Le différentiel de croissance de productivité entre l'UE et les États-Unis depuis 1995
résulte principalement de tendances divergentes en ce qui concerne la productivité totale
des facteurs (PTF) - une mesure de l'efficience avec laquelle tous les facteurs, y compris la
main d'œuvre, l'équipement destiné à l'information et la communication (capital TIC) et le
capital traditionnel (équipement et structures) sont utilisés. Les différences entre les deux
économies en ce qui concerne la croissance du capital par travailleur jouent un rôle beaucoup
moins déterminant pour expliquer l'écart de productivité. Néanmoins, une ventilation de la
contribution des services en capitaux montre un glissement des capitaux traditionnels vers les
capitaux liés aux TIC aux États-Unis, en particulier dans le secteur des services privés, alors
que l'on n'observe pas de tendance similaire en Europe. Dans la mesure où les capitaux liés
aux TIC favorisent la productivité, ce glissement peut également contribuer à expliquer l'écart
de productivité croissant entre les deux économies.

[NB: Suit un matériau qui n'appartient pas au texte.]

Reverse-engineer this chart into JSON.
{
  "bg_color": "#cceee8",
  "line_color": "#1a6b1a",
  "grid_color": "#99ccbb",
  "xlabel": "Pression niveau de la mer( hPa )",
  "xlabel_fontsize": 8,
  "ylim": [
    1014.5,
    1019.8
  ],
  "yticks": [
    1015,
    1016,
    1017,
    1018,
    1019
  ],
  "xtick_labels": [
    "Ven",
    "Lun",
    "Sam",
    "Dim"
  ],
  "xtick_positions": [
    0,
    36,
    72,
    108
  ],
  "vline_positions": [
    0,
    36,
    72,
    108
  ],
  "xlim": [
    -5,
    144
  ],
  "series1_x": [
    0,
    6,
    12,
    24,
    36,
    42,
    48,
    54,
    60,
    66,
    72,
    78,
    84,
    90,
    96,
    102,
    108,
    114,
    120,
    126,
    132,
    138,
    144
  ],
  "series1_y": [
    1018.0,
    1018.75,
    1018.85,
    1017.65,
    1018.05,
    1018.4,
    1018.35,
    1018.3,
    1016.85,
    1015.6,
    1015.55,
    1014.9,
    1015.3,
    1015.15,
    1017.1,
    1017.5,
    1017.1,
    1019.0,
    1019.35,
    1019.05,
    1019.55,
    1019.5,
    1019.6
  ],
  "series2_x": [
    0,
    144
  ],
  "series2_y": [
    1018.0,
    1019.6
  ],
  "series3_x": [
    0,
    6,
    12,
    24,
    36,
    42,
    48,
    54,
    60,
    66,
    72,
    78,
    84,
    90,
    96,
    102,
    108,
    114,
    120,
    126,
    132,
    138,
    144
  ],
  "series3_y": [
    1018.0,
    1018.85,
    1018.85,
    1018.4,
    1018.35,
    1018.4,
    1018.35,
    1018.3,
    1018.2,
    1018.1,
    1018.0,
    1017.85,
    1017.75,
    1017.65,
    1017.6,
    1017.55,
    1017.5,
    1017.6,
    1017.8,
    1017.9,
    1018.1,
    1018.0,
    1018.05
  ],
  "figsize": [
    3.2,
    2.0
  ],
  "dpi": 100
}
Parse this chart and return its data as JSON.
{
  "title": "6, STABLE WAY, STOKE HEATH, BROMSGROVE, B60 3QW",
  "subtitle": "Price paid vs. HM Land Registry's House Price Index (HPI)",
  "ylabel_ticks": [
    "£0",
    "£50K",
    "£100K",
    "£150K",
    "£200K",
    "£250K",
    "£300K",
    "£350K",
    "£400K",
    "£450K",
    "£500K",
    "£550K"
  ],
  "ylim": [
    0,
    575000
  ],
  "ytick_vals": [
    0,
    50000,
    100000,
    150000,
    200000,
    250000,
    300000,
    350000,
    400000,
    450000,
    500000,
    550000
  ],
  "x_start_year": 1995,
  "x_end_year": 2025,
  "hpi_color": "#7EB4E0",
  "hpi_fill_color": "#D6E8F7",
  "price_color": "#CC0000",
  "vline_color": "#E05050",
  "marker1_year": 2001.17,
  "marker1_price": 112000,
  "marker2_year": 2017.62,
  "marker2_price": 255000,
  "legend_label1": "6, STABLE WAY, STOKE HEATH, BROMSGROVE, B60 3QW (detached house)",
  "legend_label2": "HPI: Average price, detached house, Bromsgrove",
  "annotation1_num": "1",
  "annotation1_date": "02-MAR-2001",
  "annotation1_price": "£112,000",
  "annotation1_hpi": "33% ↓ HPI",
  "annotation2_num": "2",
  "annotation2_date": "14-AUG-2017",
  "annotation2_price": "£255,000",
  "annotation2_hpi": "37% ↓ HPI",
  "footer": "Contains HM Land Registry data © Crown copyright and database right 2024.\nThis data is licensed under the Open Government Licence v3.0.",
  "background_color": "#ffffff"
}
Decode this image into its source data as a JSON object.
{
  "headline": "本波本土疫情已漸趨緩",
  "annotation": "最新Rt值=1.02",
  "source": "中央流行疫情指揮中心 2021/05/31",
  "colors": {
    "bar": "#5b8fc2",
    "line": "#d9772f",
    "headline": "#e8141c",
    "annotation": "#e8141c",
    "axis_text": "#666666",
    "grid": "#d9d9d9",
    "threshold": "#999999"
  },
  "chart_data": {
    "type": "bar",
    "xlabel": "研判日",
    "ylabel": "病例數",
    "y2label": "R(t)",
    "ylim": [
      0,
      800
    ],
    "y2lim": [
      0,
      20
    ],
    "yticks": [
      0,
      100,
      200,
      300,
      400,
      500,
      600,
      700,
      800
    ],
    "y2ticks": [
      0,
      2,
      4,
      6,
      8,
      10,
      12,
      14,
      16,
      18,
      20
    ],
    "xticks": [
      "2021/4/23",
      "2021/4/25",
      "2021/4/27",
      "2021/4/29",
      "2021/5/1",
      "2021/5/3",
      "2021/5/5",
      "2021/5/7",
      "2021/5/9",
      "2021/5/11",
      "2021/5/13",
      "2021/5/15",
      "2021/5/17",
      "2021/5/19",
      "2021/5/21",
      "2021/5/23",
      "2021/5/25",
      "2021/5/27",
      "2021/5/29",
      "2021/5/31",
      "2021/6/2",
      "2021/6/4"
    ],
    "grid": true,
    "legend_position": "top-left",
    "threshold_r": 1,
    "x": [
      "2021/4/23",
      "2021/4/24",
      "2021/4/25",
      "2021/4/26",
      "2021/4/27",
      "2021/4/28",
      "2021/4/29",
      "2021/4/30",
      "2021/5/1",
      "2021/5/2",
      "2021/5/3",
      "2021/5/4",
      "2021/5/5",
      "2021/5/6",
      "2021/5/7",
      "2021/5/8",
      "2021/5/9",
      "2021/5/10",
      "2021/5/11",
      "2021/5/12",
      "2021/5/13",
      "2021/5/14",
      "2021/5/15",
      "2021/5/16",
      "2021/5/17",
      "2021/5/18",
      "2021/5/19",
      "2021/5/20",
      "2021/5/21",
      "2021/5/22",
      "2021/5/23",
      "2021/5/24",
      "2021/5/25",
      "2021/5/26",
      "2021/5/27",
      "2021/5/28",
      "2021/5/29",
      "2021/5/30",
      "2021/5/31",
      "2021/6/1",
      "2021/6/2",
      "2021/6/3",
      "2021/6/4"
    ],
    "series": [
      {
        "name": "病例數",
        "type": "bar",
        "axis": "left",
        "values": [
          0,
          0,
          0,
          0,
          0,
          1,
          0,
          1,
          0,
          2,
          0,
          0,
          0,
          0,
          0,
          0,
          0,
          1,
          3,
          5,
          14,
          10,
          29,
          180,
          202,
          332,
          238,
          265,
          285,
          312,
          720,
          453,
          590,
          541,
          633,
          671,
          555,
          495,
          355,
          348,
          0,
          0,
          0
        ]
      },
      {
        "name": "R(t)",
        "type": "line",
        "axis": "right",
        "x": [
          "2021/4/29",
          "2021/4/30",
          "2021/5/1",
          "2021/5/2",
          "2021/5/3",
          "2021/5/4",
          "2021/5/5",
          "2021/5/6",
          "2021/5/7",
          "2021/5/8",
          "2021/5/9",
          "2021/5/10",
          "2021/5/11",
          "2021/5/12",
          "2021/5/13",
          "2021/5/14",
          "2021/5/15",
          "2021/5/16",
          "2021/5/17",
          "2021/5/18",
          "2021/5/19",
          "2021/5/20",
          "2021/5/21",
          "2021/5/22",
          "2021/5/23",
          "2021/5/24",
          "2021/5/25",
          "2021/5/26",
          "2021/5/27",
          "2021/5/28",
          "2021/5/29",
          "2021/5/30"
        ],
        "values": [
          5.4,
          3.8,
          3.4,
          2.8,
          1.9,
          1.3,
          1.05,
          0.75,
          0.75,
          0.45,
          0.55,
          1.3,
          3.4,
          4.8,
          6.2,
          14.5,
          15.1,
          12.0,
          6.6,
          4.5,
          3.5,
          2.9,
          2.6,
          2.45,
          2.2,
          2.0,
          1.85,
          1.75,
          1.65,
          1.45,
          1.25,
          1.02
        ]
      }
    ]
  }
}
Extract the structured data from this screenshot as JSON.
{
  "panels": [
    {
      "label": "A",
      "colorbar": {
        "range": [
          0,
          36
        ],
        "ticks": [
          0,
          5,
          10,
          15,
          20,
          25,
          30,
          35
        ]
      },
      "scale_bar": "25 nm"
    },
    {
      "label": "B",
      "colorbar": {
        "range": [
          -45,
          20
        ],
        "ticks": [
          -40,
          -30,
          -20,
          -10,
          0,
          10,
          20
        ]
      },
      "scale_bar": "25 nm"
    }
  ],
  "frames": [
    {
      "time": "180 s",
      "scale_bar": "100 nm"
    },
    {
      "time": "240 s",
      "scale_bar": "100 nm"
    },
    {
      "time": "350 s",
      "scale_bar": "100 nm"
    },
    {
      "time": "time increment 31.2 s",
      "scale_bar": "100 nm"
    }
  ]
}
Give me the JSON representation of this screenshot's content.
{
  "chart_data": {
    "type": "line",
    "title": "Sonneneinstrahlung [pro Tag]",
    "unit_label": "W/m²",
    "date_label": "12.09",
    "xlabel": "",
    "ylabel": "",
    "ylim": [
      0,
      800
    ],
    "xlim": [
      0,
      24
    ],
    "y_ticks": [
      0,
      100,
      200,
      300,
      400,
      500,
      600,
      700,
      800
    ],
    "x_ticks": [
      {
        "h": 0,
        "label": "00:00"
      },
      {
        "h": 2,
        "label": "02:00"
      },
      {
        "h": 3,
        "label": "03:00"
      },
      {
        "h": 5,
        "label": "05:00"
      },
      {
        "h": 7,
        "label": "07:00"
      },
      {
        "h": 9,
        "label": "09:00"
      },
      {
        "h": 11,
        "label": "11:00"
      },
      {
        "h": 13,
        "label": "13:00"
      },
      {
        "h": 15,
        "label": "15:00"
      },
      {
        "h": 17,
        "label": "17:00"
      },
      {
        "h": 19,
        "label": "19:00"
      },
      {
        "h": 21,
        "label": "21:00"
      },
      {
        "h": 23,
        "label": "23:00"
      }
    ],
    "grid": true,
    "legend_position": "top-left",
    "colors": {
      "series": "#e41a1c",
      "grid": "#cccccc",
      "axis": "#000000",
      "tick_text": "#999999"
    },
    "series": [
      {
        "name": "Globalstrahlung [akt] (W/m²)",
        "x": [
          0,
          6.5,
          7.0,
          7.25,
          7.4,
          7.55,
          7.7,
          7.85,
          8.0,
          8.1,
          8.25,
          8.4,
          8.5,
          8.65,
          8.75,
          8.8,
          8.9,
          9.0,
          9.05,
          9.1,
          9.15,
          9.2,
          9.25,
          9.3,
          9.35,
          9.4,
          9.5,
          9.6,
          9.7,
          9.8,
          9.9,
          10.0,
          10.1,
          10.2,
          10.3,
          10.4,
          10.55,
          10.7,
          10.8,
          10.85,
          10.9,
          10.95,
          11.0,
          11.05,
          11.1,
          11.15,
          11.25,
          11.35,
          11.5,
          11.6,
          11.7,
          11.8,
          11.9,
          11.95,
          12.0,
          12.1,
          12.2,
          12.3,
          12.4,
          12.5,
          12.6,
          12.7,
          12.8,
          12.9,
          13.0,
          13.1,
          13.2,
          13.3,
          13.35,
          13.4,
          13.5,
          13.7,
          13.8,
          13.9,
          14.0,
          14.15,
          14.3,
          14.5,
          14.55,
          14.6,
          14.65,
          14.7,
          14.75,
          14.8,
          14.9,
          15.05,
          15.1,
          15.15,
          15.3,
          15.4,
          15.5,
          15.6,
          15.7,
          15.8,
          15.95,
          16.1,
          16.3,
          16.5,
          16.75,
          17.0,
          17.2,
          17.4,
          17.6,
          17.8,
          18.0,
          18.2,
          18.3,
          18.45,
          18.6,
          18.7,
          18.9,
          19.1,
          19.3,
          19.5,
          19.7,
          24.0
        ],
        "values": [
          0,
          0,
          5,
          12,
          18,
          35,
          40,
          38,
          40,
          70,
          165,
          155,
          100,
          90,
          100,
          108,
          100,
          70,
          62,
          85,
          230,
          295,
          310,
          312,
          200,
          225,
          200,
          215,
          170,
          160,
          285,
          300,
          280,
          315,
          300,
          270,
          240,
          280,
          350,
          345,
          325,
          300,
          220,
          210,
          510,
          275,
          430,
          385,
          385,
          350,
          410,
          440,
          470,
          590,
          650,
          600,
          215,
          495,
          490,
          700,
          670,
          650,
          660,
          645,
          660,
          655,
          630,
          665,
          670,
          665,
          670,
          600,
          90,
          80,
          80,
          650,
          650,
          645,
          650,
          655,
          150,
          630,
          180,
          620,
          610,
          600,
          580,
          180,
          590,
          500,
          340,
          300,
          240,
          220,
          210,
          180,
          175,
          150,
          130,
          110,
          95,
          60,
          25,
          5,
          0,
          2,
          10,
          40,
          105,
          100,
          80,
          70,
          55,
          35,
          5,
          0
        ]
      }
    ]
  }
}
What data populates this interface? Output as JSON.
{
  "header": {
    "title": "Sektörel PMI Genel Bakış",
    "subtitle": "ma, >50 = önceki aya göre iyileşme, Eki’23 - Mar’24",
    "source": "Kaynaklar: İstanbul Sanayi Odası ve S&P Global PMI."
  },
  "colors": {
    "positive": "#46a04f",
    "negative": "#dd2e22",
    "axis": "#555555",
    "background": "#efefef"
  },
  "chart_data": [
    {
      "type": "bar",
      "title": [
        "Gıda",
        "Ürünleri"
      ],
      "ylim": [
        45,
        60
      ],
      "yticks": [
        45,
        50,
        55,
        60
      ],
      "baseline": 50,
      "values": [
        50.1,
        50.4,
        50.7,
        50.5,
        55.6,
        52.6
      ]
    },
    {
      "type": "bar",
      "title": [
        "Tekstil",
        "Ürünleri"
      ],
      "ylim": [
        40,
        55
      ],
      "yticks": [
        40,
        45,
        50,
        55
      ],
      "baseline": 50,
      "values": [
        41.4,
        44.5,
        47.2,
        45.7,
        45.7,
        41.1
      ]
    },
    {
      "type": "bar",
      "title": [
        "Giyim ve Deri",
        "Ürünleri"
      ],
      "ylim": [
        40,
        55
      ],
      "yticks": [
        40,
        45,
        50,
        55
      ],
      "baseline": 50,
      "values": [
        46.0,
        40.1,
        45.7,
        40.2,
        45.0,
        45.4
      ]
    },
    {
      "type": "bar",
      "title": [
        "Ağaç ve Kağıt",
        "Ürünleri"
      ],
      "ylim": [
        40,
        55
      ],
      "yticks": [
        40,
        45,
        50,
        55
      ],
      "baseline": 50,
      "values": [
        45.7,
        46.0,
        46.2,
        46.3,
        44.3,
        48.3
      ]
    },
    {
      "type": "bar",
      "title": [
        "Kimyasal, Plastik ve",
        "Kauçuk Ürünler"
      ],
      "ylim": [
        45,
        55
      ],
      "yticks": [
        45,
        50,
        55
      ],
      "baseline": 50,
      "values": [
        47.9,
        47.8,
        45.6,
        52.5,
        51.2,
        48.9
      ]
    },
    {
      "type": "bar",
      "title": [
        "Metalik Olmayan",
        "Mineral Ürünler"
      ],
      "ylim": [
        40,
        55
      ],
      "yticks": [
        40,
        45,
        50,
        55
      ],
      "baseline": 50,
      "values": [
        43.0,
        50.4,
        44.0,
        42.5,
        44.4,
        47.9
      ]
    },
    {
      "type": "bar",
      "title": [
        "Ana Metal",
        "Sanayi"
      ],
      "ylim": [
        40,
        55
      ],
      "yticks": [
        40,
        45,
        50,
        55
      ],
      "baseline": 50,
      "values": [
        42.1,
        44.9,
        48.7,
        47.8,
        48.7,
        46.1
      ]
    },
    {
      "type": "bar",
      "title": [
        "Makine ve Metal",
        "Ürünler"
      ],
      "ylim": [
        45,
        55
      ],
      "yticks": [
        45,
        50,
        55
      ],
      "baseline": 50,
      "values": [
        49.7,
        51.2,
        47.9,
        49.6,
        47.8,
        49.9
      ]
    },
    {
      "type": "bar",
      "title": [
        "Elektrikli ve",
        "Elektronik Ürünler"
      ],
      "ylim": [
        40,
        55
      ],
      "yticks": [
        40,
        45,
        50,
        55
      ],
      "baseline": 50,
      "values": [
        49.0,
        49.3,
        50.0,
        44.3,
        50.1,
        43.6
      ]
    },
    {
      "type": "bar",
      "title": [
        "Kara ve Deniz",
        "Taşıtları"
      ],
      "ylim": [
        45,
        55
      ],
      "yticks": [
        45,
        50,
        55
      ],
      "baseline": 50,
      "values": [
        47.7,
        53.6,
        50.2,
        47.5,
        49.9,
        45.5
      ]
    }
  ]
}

Le différentiel de croissance de la PTF entre l'UE et les États-Unis peut être presque
totalement attribué à des résultats médiocres de quelques secteurs seulement, tandis que
les structures économiques, la taille comparative des secteurs et les aspects liés à la
réglementation jouent un rôle fondamental. Une analyse détaillée par secteur montre que
ceci concerne principalement le commerce de gros et de détail, l'immobilier et les autres
services destinés aux entreprises, l'équipement électrique et optique (qui englobe les
semi-conducteurs, le principal secteur producteur de TIC) et dans une moindre mesure les
services financiers. Le faible niveau des dépenses privées de R&D dans le domaine des TIC
en Europe par rapport aux États-Unis est principalement dû aux différences de structure
industrielle, notamment la taille réduite du secteur des hautes technologies dans l’UE. Les
questions liées à la réglementation, notamment les règles en matière d'entrée et de sortie du
marché, semblent jouer un rôle dans les services financiers et les services aux entreprises,
tandis que la faible productivité des secteurs du commerce de gros et de détail de l'UE
s'explique en partie par les limites à l'utilisation des économies d'échelle. En revanche, il est
positif de constater que l'UE a été nettement plus performante que les États-Unis en ce qui
concerne les industries de réseau, notamment grâce à des améliorations de l'efficience liées à
la déréglementation opérée durant les deux dernières décennies.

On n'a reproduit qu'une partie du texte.